The Encyclopedia of Christianity
by Erwin Fahlbusch; et al
Publisher: Grand Rapids, Mich. : Wm. B. Eerdmans ; Leiden, Netherlands : Brill, 1999-2005
Divine Light Mission
The Divine Light Mission originated as a humanitarian organization seeking to propagate a method of meditation for the achievement of "perfect knowledge." It was founded in 1960 at Patna (Bihar, India) by Shree Hans (Skt. hansa, "goose," symbol of the white color of the soul and the migratory bird), who died in 1965.
At the funeral of Shree Hans, his son, Prem Pal Singh Rawat, who was born on December 10 or 16, 1957, in Hardwar (Uttar Pradesh, India), comforted those who mourned his father's death with the thought that they still had perfect knowledge with them. The son himself had become the subject of this knowledge, the perfect master, in the place of his father, and he took the title "guru" and the name Maharaj Ji, or Great King, a title of respect, to which other titular names were often added.
The honors paid him by his followers gave him the characteristics of a messianic child. These were supposedly his by nature, and they helped him to eliminate rival claims from his own family. The efficacy of rites and the success of meditation were linked to his office as master. As a guru, he was equal to a god and even above "God," since God has prepared a hell for people, but Shree Guru Maharaj Ji took from them all fear and plunged them into the sea of universal love.
Meditation involves a fourfold technique and leads to divine light, music, nectar, and word. Nectar, which points to the sacred pool at Amritsar, as well as the use of "nectar" water from the "lotus" pool for ritual drinking and symbolic purifications, veneration of the guru and Rama, the concept of creation, the doctrine of light, and hymns, all of which perhaps have connections with Sikh religion. Various traditions, especially from -Yoga, still remain to be elucidated.
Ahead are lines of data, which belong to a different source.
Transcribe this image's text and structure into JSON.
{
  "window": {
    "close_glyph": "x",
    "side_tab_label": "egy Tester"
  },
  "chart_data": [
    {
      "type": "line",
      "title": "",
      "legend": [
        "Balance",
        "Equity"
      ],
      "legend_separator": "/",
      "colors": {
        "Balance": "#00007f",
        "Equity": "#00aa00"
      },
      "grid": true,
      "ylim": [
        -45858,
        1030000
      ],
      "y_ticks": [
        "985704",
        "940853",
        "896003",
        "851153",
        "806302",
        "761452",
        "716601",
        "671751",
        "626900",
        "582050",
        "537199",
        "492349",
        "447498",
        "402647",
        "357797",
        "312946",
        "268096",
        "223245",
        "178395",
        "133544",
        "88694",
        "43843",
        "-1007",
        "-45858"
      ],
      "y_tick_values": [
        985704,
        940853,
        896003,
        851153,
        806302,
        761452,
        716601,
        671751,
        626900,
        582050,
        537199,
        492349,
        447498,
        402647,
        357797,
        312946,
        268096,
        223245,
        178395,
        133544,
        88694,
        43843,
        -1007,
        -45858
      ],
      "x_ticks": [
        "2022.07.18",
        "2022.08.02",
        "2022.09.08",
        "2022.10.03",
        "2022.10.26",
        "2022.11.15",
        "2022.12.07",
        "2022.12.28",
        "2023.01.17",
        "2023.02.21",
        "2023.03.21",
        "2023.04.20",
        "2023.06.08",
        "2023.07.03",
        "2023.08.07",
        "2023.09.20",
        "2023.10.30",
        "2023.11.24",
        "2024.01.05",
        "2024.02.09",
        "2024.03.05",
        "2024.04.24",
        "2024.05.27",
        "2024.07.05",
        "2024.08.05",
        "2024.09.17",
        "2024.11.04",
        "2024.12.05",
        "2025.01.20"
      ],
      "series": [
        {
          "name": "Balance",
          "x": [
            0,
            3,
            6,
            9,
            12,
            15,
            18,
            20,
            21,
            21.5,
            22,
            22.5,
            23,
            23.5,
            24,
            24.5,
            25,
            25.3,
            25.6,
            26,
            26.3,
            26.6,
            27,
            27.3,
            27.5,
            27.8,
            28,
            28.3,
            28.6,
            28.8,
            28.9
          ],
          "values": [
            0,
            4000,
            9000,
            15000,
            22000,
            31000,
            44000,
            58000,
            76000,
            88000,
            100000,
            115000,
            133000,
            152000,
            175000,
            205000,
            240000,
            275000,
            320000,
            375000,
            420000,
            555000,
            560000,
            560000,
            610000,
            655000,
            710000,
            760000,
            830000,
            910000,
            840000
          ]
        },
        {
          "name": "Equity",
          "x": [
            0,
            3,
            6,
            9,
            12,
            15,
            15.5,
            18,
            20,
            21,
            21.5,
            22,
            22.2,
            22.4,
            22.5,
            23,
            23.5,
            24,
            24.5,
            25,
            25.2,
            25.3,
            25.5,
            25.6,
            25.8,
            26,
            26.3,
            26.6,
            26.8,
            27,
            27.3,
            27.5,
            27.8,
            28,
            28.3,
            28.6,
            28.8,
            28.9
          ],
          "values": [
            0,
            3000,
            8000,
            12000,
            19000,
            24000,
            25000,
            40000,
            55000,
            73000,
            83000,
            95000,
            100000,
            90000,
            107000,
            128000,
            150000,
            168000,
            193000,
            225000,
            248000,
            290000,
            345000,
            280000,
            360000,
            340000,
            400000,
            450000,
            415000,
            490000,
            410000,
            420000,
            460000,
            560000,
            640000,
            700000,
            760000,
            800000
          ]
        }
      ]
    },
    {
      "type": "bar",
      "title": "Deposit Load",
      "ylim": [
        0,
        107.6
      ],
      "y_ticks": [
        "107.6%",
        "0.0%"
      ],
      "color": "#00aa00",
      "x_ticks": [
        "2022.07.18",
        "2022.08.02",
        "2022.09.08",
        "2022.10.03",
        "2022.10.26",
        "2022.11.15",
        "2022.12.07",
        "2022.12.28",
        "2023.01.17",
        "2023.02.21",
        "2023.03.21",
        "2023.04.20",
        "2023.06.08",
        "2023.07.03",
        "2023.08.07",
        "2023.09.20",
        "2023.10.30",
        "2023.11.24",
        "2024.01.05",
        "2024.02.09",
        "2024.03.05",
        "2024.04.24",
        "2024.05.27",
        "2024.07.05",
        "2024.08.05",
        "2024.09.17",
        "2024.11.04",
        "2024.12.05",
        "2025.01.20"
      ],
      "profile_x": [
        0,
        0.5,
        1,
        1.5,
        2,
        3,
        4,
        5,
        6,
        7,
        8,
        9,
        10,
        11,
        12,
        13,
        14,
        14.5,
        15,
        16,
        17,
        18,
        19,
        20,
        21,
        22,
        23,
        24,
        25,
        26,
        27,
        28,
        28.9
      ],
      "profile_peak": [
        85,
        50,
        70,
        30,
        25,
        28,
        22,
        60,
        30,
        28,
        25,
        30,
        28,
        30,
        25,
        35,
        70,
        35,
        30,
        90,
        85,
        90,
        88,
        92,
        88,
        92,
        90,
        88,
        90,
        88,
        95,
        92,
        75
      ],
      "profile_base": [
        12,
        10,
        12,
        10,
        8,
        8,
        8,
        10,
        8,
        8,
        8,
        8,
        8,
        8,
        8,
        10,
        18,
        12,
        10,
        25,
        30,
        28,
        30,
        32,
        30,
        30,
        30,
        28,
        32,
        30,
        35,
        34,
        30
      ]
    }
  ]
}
Maharaj Ji began traveling to the West in 1969. He made a spectacular appearance in London in June 1971. His mission won 1.2 million followers by 1974 (12,000 in Europe; the figure of 5 million for India is probably exaggerated). Centers of information and meditation were set up in 55 countries, along with a Divine United Organization and a World Peace Corps. Since then the organization has been largely dismantled and the number of adherents has declined, although exact statistics are not available. The movement lives on, however, and with its cultic festivals in various cities attracts many who find something uncomplicated in the world peace that such organizations promise.
S. COLLIER, Soul Rush: The Odyssey of a Young Woman of the '70s (New York, 1978)
J. V. DOWNTON JR., Sacred Journeys: The Conversion of Young Americans to Divine Light Mission (New York, 1979).